The last to do that, he noted, was the 2003 and 2004 Patriots.

“So you know how hard it is to do,” he said.

They know from their own experiences.

But even if their last attempt to repeat ended with a 31-9 clobbering by Tampa Bay in Super Bowl LV, it’s hard to say they weren’t motivated and prepared for that potential encore season.

Despite playing a series of close games against lesser opposition late in the season, the Chiefs were 14-1 before resting starters in the final regular-season game.

If their offensive line hadn’t been ravaged, I believe that Super Bowl would have played out to an intriguing end instead of being a blowout.

That’s just how it is, though: Every year has its X-factors, as Reid explained in the context of winning Super Bowl LVII with words that can also be applied going forward.

“These guys are humans,” Reid said. “Everybody has issues.”

Some doubtless will surface for the Chiefs, who favorites or not have a proving ground awaiting … and that’s just in St.

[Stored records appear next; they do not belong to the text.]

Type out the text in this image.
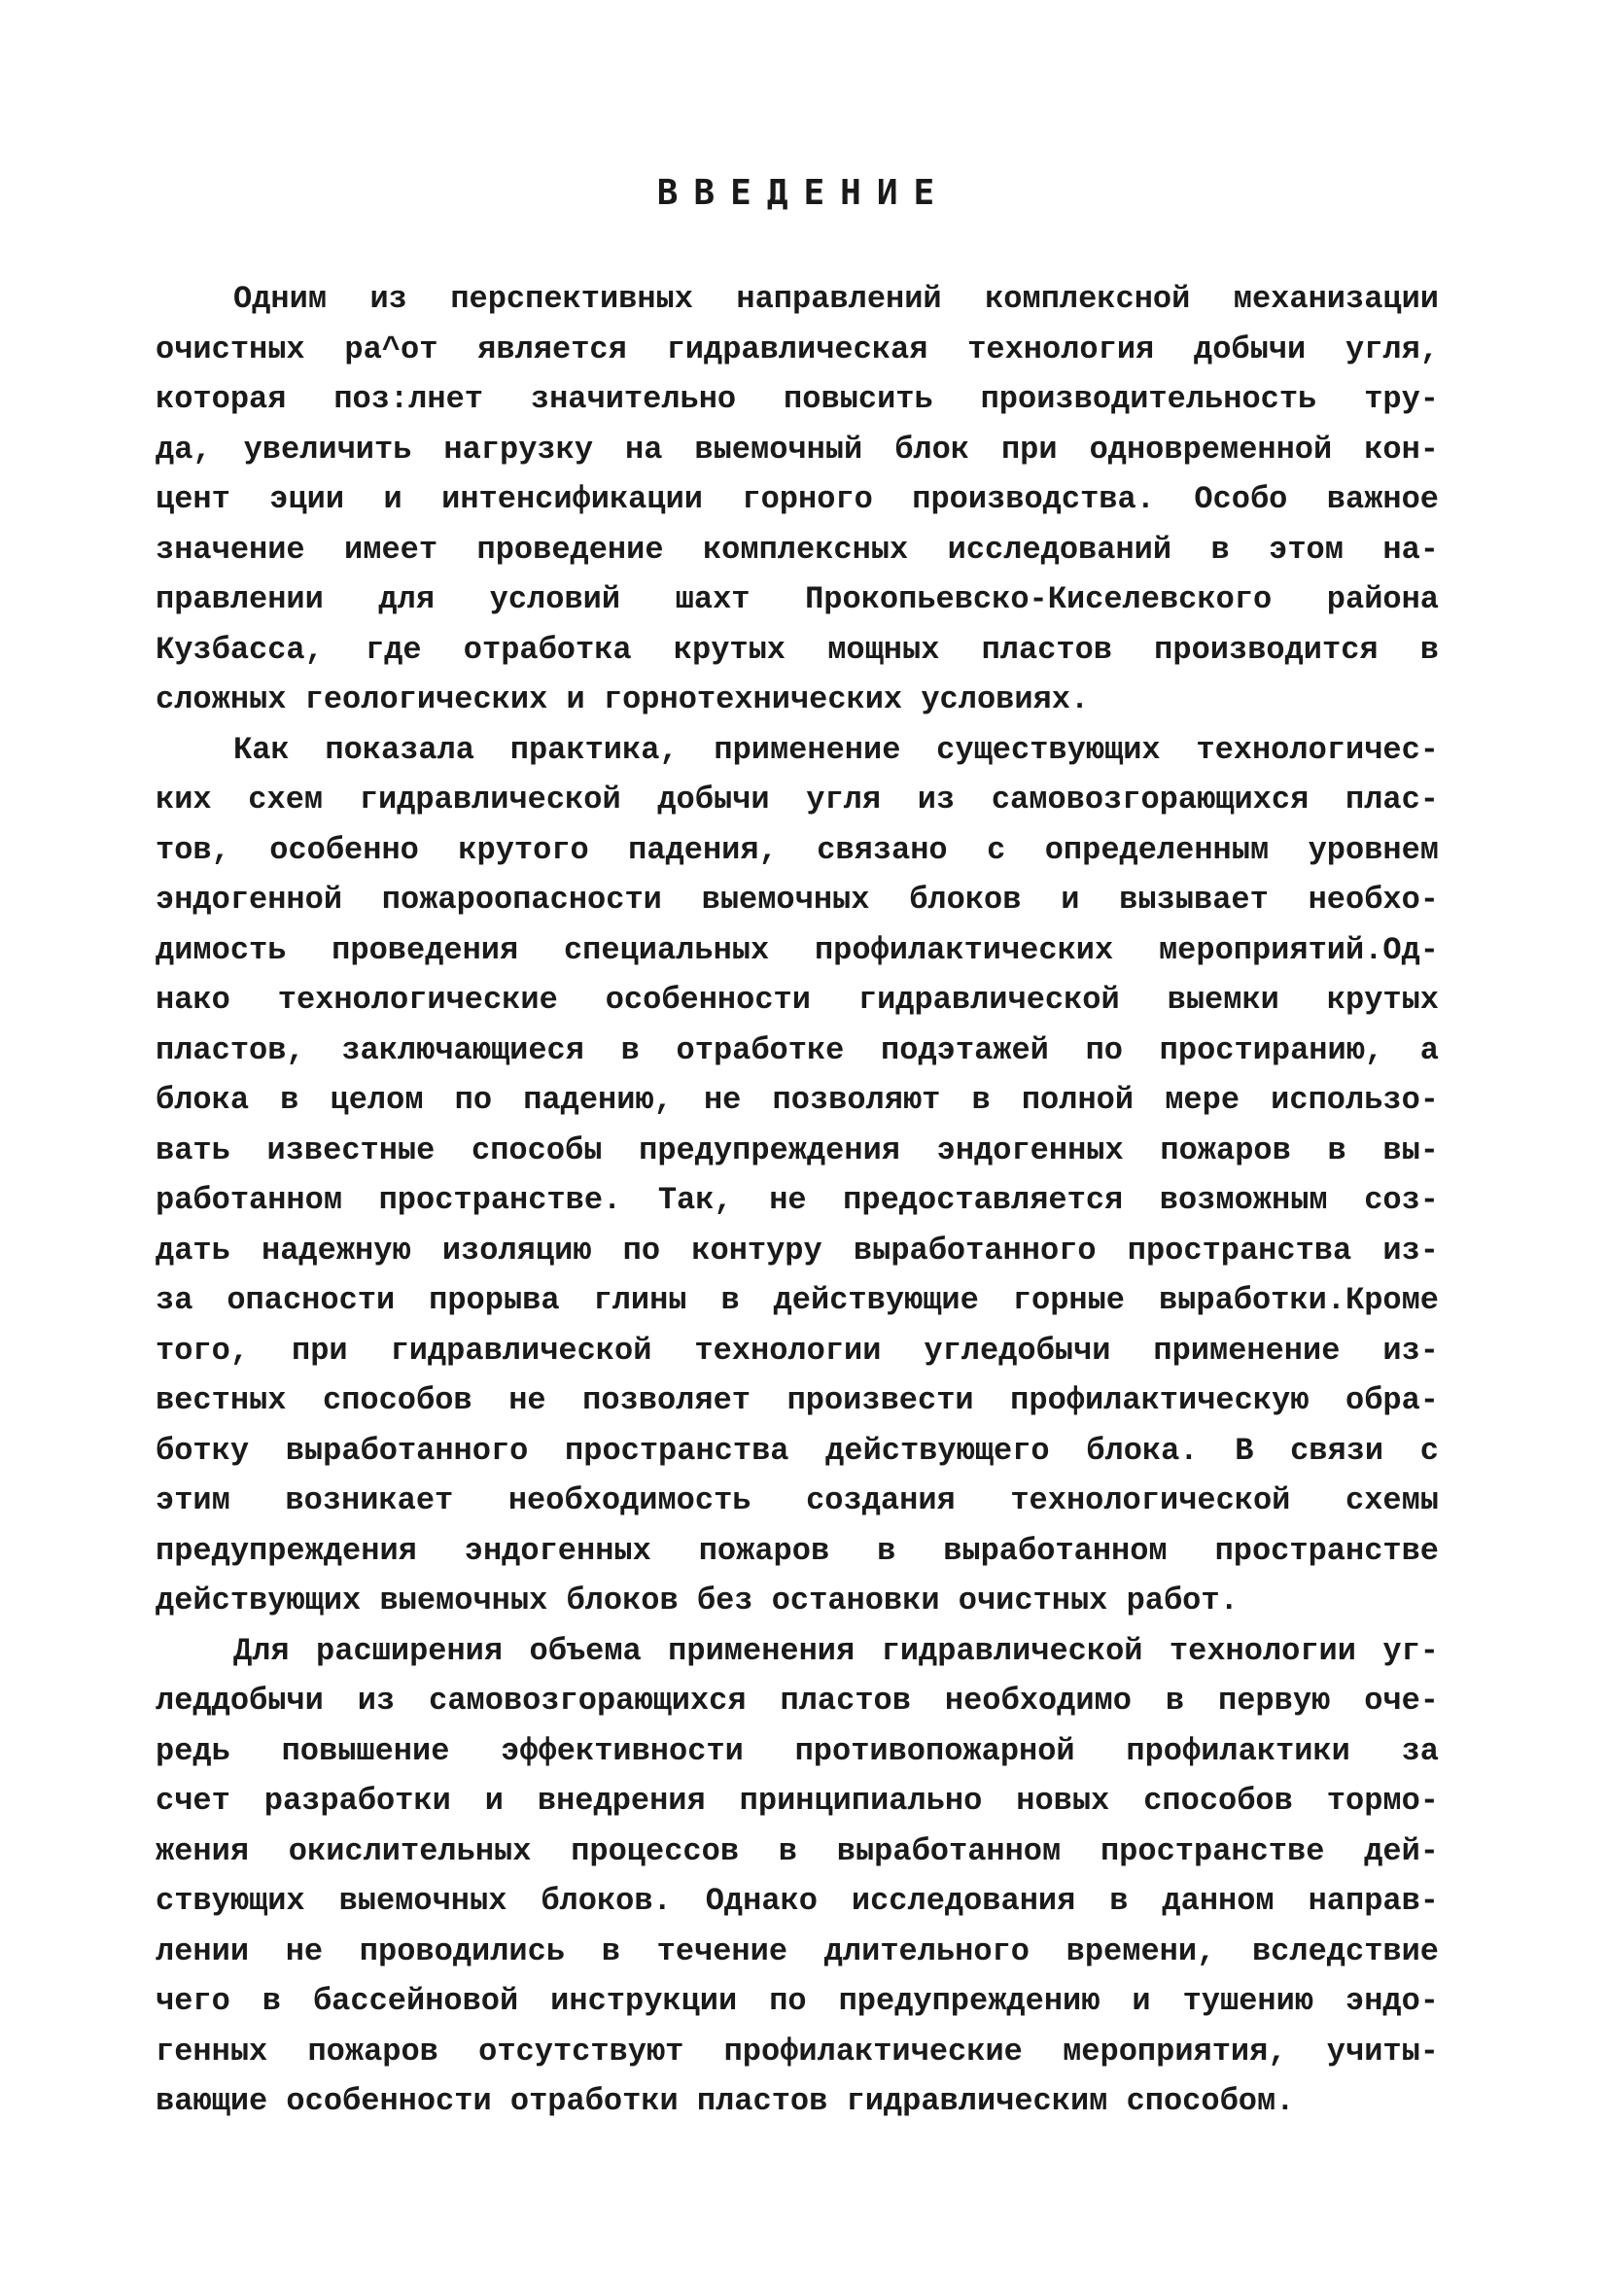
ВВЕДЕНИЕ
Одним из перспективных направлений комплексной механизации
очистных ра^от является гидравлическая технология добычи угля,
которая поз:лнет значительно повысить производительность тру-
да, увеличить нагрузку на выемочный блок при одновременной кон-
цент эции и интенсификации горного производства. Особо важное
значение имеет проведение комплексных исследований в этом на-
правлении для условий шахт Прокопьевско-Киселевского района
Кузбасса, где отработка крутых мощных пластов производится в
сложных геологических и горнотехнических условиях.
Как показала практика, применение существующих технологичес-
ких схем гидравлической добычи угля из самовозгорающихся плас-
тов, особенно крутого падения, связано с определенным уровнем
эндогенной пожароопасности выемочных блоков и вызывает необхо-
димость проведения специальных профилактических мероприятий.Од-
нако технологические особенности гидравлической выемки крутых
пластов, заключающиеся в отработке подэтажей по простиранию, а
блока в целом по падению, не позволяют в полной мере использо-
вать известные способы предупреждения эндогенных пожаров в вы-
работанном пространстве. Так, не предоставляется возможным соз-
дать надежную изоляцию по контуру выработанного пространства из-
за опасности прорыва глины в действующие горные выработки.Кроме
того, при гидравлической технологии угледобычи применение из-
вестных способов не позволяет произвести профилактическую обра-
ботку выработанного пространства действующего блока. В связи с
этим возникает необходимость создания технологической схемы
предупреждения эндогенных пожаров в выработанном пространстве
действующих выемочных блоков без остановки очистных работ.
Для расширения объема применения гидравлической технологии уг-
леддобычи из самовозгорающихся пластов необходимо в первую оче-
редь повышение эффективности противопожарной профилактики за
счет разработки и внедрения принципиально новых способов тормо-
жения окислительных процессов в выработанном пространстве дей-
ствующих выемочных блоков. Однако исследования в данном направ-
лении не проводились в течение длительного времени, вследствие
чего в бассейновой инструкции по предупреждению и тушению эндо-
генных пожаров отсутствуют профилактические мероприятия, учиты-
вающие особенности отработки пластов гидравлическим способом.
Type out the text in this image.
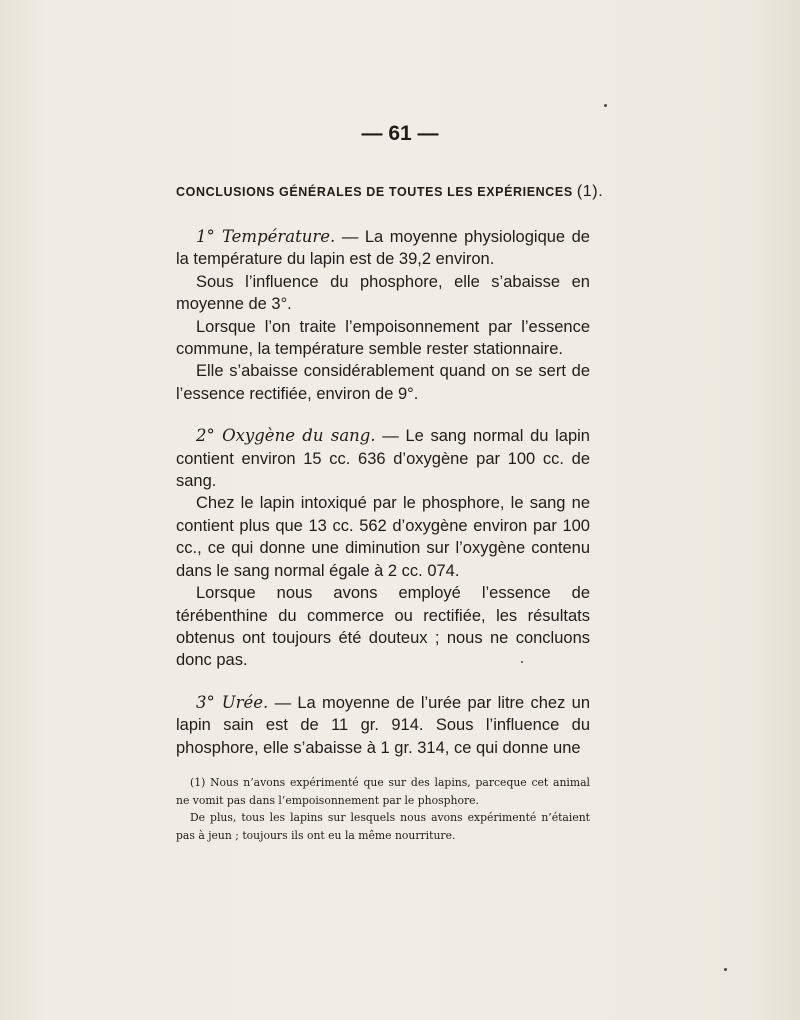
— 61 —
CONCLUSIONS GÉNÉRALES DE TOUTES LES EXPÉRIENCES (1).

1° Température. — La moyenne physiologique de la température du lapin est de 39,2 environ.

Sous l’influence du phosphore, elle s’abaisse en moyenne de 3°.

Lorsque l’on traite l’empoisonnement par l’essence commune, la température semble rester stationnaire.

Elle s’abaisse considérablement quand on se sert de l’essence rectifiée, environ de 9°.

2° Oxygène du sang. — Le sang normal du lapin contient environ 15 cc. 636 d’oxygène par 100 cc. de sang.

Chez le lapin intoxiqué par le phosphore, le sang ne contient plus que 13 cc. 562 d’oxygène environ par 100 cc., ce qui donne une diminution sur l’oxygène contenu dans le sang normal égale à 2 cc. 074.

Lorsque nous avons employé l’essence de térébenthine du commerce ou rectifiée, les résultats obtenus ont toujours été douteux ; nous ne concluons donc pas.

3° Urée. — La moyenne de l’urée par litre chez un lapin sain est de 11 gr. 914. Sous l’influence du phosphore, elle s’abaisse à 1 gr. 314, ce qui donne une

(1) Nous n’avons expérimenté que sur des lapins, parceque cet animal ne vomit pas dans l’empoisonnement par le phosphore.

De plus, tous les lapins sur lesquels nous avons expérimenté n’étaient pas à jeun ; toujours ils ont eu la même nourriture.
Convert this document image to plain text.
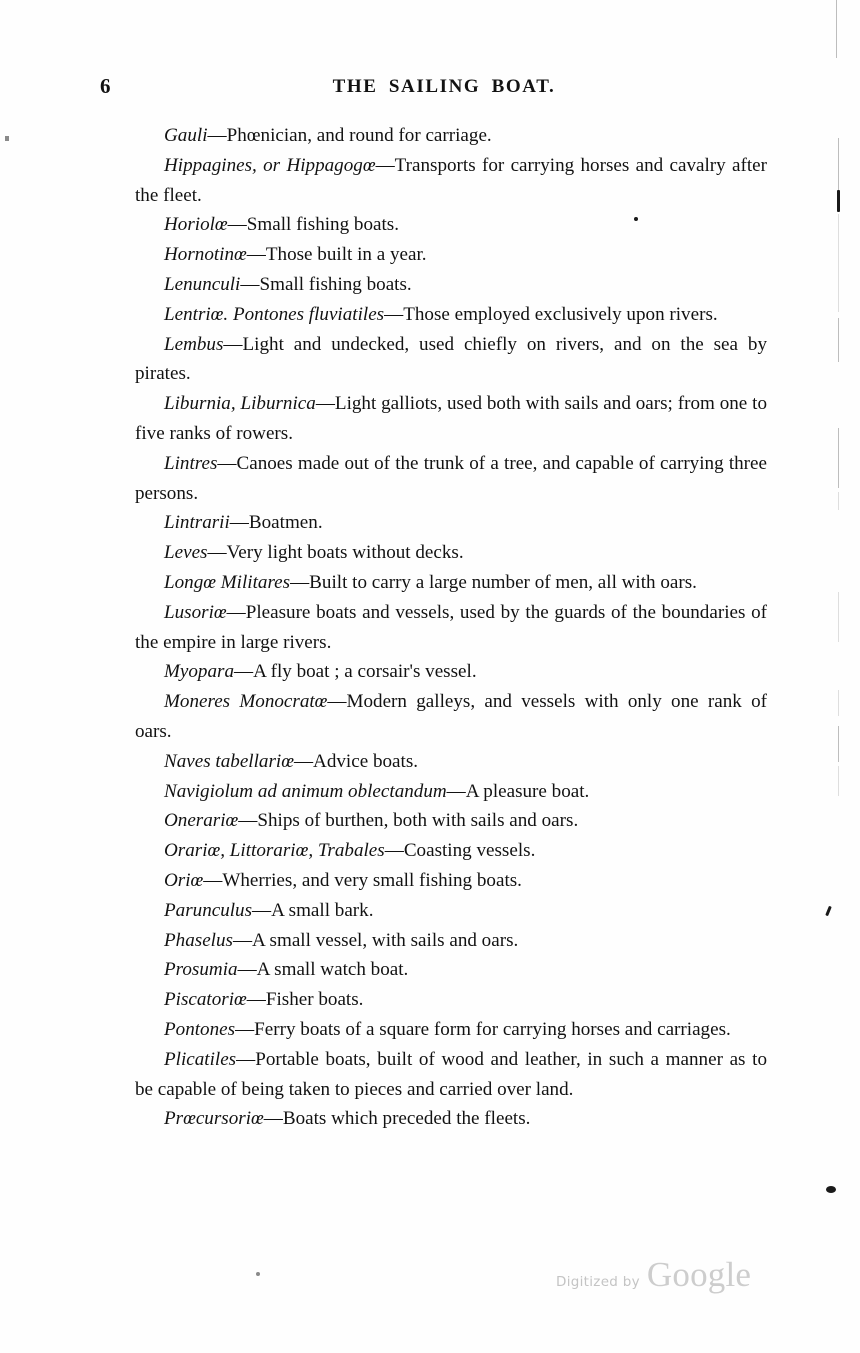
6	THE SAILING BOAT.

Gauli—Phœnician, and round for carriage.

Hippagines, or Hippagogœ—Transports for carrying horses and cavalry after the fleet.

Horiolœ—Small fishing boats.

Hornotinœ—Those built in a year.

Lenunculi—Small fishing boats.

Lentriœ. Pontones fluviatiles—Those employed exclusively upon rivers.

Lembus—Light and undecked, used chiefly on rivers, and on the sea by pirates.

Liburnia, Liburnica—Light galliots, used both with sails and oars; from one to five ranks of rowers.

Lintres—Canoes made out of the trunk of a tree, and capable of carrying three persons.

Lintrarii—Boatmen.

Leves—Very light boats without decks.

Longœ Militares—Built to carry a large number of men, all with oars.

Lusoriœ—Pleasure boats and vessels, used by the guards of the boundaries of the empire in large rivers.

Myopara—A fly boat ; a corsair's vessel.

Moneres Monocratœ—Modern galleys, and vessels with only one rank of oars.

Naves tabellariœ—Advice boats.

Navigiolum ad animum oblectandum—A pleasure boat.

Onerariœ—Ships of burthen, both with sails and oars.

Orariœ, Littorariœ, Trabales—Coasting vessels.

Oriœ—Wherries, and very small fishing boats.

Parunculus—A small bark.

Phaselus—A small vessel, with sails and oars.

Prosumia—A small watch boat.

Piscatoriœ—Fisher boats.

Pontones—Ferry boats of a square form for carrying horses and carriages.

Plicatiles—Portable boats, built of wood and leather, in such a manner as to be capable of being taken to pieces and carried over land.

Prœcursoriœ—Boats which preceded the fleets.

Digitized by Google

Joe for Reid’s ever-harsh camp.

“I think the truth happens on the field. …,” Reid said. “It’s one thing to talk about toughness, but the reality is you’ve got to go do it (and) show it.”

Just the same, here’s proposing that complacency will be a non-issue here with the Chiefs on the cusp of another frontier of history.

Consider that only six franchises in NFL history have won more than the three Super Bowls the Chiefs now have (including Super Bowl IV).

And that only four coaches have won more than the two Reid owns.

And only four quarterbacks have won more than Mahomes’ two.

The intensely process-driven and even obsessive Reid, among the greatest coaches in NFL history, certainly won’t relent now.

Especially not operating in singular collaborative synergy with Mahomes — who I believe is driven to become the best there ever was — and the attuned, astute and ever–churning general manager Brett Veach and his staff.

They’re all well-aware of the magic of this window and that everything is fickle and fleeting in the NFL.

“At least for me, it’s about maximizing the moment,” said Mahomes, who suddenly will be 28 in September. “I know that I’m not going to always have this team around me.”

With a smile, he added, “I mean, Travis is like 45 years old (actually 33). Chris (Jones) is getting up there in age, too. … All these guys are at the prime of their careers, and you never know if you’re going to have this team. …

“I don’t ever want to have the regret of not giving my best every single day and saying, ‘Hey, we had the team, and I didn’t do what I needed to do in order to put us in the right position.’ ”

So in the weeks to come, you can bet Reid will spend much of his “recharging” time at his beach house scheming and planning for the season, as ever.

“I’m at the beach but not really,” he joked. “I don’t have that beach body.”

And that, as usual, he’ll be working his wavelength with Mahomes.

“He always calls me at the most random times,” Mahomes said. “Like, he’ll call at 4 a.m, and I’m just, like, ‘Coach, I’m sleeping.’ (But) he’s up, he saw a play that he likes (and) wants to talk to me about it.

“I love it, though: We love football, and that’s why we get to come up with these creative plays because he’s always working.”

The results, of course, remain to be seen. But it starts with clearing the slate, a message that has been clearly conveyed no matter how long the celebration extended.